Measures needed to strengthen sustainability
For a viable long-term pension system, coherent policies are needed in several areas:
- Increasing the employment rate: a more inclusive labor market that encourages working into older age can reduce pressure on the system. Incentives for employers and retraining for older employees are essential in this regard.
- Combating informal employment: stricter controls, digitization, and lower taxes on low wages can reduce tax evasion and thus broaden the tax base.
- Reform of special pensions: eliminating them or transforming them into a contributory system would improve social equity and save resources.
- Financial education: a culture of long-term saving would increase interest in private pensions, supplementing income in retirement.
- Efficient administration: digitizing processes, reducing bureaucracy, and conducting regular audits can cut costs and prevent administrative errors.
Conclusions
Romania has taken important steps to correct imbalances in the public pension system: automatic indexation mechanisms, equalization of retirement ages, and recalculation of entitlements.

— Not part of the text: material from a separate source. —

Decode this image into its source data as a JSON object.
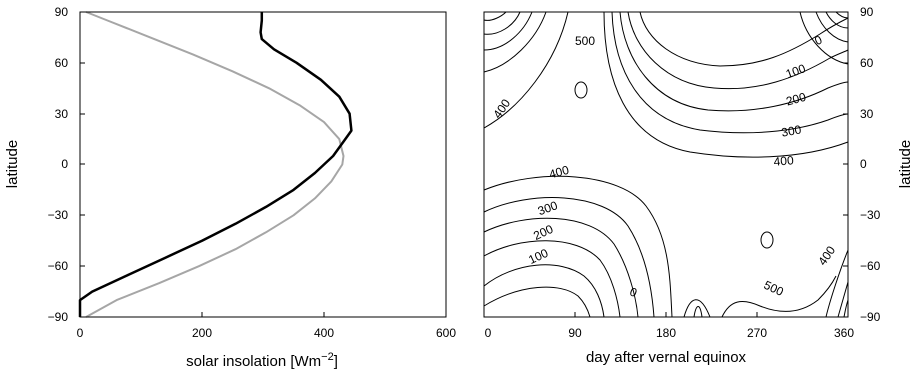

The public pension system will come under enormous pressure in the coming years and decades—in other words, the public pension system deficit will increase significantly. More specifically, the public pension fund deficit as a share of GDP, is estimated to double by 2047. The situation will only improve after 2047, with the current level of funding imbalance returning around 2070.
At a time when Romania is facing rising public debt financing costs and a growing budget deficit, coupled with a doubling of the pension fund deficit, a double burden is being created: on the one hand, the state must try to increase revenues and reduce a number of budget expenditures, and on the other hand, it is facing a constant increase in social spending and financing costs.
In other words, even if the state budget was balanced at present, corrective measures would still be necessary to alleviate future pressures on the pension system. In the current context, however, Romania has the largest budget deficit in the EU, and in the coming years there will clearly be additional financing needs—firstly from the social protection system, and secondly due to the increasing costs of financing public debt.
Without additional measures, the financing of the pension system will continue to depend on massive transfers from the state budget—a burden that is difficult to sustain in a context of fiscal consolidation.
Unfavorable demographics, a fragile labor market, informal work, and the burden of special pensions are major structural challenges. To ensure long-term sustainability, Romania needs to continue reforms, boost labor market participation, reduce tax evasion, and strengthen private pension pillars.
Only through a combination of fiscal discipline and confidence in private savings can the pension system remain sustainable and guarantee a dignified old age for future generations.